Across all experiments, both solvers succeed with their default settings. Xpress typically solves the larger instances a few seconds faster, while SCIP, despite being open‑source, reaches the same objective values within comparable runtimes. The authors emphasize that the key to this performance is the simplicity of the NLP formulations: using squared distances eliminates square‑root non‑linearity, fixing one scale (either min or max distance) reduces the number of nonlinear terms, and the problems are essentially unconstrained apart from the geometric relationships, allowing the solvers’ automatic linearization, convexification, and sophisticated primal heuristics to operate effectively.

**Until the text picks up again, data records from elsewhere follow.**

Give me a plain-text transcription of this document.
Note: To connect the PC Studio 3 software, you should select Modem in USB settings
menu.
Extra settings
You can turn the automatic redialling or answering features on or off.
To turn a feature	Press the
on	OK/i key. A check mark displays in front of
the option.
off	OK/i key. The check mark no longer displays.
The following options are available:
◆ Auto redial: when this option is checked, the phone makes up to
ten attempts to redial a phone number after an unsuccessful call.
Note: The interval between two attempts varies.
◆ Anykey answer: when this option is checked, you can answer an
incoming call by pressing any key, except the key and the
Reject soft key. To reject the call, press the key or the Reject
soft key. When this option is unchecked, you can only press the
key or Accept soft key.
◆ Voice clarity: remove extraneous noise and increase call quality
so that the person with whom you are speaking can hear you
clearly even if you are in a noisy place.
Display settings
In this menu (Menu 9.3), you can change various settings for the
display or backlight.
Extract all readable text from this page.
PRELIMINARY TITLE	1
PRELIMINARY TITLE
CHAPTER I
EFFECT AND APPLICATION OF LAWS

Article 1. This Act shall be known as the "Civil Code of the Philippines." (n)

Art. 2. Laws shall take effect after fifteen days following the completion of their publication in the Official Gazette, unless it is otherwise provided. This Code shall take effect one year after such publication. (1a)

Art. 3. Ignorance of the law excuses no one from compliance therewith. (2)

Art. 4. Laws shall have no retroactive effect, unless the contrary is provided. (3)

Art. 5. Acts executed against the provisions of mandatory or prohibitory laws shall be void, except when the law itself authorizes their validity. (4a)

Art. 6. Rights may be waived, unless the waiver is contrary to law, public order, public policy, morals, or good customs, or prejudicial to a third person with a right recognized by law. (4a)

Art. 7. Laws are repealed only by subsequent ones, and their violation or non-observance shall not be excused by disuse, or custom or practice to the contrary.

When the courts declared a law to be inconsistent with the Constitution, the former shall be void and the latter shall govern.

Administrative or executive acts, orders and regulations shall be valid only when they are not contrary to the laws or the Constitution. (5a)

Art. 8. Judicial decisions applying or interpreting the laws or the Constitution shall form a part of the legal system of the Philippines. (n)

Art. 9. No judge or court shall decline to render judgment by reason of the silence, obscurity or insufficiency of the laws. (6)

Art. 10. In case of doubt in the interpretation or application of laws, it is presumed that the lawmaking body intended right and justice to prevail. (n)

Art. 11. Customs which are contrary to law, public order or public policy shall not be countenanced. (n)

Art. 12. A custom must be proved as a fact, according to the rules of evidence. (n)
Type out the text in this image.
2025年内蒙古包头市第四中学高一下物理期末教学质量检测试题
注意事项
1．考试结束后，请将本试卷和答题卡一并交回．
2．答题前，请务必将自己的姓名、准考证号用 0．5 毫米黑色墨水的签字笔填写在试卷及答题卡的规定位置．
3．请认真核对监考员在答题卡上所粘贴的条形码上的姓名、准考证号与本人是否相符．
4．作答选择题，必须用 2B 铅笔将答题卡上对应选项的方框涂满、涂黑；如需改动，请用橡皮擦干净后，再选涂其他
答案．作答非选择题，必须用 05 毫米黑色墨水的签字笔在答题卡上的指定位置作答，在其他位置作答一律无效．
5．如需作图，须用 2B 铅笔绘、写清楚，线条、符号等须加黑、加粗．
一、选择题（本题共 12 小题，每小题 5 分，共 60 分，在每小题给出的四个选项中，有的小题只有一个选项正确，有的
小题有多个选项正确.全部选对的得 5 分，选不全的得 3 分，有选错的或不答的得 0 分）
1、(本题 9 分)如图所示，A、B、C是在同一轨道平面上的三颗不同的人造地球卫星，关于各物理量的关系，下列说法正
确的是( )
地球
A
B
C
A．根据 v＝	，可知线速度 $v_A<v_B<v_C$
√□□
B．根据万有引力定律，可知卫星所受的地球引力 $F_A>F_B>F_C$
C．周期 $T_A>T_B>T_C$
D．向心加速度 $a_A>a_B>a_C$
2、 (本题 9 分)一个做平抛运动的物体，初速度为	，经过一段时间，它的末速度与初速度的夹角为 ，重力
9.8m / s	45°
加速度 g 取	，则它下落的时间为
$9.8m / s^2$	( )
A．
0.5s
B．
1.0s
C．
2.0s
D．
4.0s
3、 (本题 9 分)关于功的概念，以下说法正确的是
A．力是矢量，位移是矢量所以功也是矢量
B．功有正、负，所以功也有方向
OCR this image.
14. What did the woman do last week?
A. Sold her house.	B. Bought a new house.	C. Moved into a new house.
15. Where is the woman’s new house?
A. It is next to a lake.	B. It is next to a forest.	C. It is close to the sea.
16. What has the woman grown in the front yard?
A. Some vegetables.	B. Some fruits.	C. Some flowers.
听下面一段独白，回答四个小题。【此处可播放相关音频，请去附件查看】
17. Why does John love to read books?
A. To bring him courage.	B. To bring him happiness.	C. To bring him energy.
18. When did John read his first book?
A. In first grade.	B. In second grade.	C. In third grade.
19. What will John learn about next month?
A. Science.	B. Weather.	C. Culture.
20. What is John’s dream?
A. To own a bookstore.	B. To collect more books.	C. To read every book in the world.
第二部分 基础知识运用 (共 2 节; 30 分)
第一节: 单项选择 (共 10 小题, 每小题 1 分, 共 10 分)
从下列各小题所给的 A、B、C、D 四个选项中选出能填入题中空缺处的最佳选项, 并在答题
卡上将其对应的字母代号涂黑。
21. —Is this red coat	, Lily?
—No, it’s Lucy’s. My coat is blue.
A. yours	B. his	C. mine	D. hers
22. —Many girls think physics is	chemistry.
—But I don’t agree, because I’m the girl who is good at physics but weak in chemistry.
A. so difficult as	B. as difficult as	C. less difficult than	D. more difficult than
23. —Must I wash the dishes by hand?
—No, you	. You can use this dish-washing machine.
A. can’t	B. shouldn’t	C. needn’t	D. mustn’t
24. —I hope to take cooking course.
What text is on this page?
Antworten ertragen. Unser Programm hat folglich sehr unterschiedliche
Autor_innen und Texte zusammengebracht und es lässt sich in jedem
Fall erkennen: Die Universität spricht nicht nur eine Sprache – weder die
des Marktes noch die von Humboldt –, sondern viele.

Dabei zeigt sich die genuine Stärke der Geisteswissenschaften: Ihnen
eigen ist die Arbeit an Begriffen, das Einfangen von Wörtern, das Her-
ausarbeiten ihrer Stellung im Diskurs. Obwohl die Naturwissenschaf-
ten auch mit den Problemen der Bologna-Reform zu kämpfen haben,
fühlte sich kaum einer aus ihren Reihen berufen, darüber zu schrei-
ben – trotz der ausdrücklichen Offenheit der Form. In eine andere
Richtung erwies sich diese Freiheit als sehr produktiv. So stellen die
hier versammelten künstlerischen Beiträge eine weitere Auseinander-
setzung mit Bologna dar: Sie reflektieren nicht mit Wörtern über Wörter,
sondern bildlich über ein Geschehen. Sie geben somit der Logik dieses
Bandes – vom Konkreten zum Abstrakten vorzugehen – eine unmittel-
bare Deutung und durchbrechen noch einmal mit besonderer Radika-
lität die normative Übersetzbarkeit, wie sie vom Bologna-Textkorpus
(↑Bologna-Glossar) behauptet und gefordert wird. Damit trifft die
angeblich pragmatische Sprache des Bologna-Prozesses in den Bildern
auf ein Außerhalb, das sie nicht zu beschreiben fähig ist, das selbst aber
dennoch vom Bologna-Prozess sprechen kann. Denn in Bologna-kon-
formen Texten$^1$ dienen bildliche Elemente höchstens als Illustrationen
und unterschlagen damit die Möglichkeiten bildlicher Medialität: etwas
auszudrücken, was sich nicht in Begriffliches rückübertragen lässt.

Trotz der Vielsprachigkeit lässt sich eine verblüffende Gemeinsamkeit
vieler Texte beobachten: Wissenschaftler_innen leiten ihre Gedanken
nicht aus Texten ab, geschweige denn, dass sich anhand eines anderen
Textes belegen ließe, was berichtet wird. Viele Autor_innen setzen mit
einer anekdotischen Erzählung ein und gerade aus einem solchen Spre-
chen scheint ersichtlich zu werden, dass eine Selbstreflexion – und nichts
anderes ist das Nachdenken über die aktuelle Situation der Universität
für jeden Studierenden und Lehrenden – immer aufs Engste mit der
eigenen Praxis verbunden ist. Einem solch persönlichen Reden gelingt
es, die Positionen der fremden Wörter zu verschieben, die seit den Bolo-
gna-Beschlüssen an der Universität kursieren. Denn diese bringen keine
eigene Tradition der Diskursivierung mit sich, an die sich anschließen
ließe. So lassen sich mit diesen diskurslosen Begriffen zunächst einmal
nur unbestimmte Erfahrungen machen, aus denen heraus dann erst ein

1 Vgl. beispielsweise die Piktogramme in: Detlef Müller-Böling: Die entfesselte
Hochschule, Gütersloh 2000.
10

The paper’s broader contribution is a methodological message: LLM‑based algorithm discovery excels at generating novel heuristic structures, but the final verification, refinement, and certification of high‑quality solutions can be delegated to mature global NLP technology. The authors suggest a hybrid workflow where LLMs propose candidate models or heuristic moves, which are then fed into a solver for rigorous optimization; feedback from the solver could in turn guide further LLM exploration. This synergy could accelerate progress on longstanding geometric and combinatorial optimization challenges that have resisted exact methods for decades.

In conclusion, the study demonstrates that modern global NLP solvers are not only capable of reproducing the state‑of‑the‑art LLM results but can also improve upon them, highlighting the maturity of generic optimization software and its potential role as a powerful component within LLM‑driven algorithm discovery pipelines.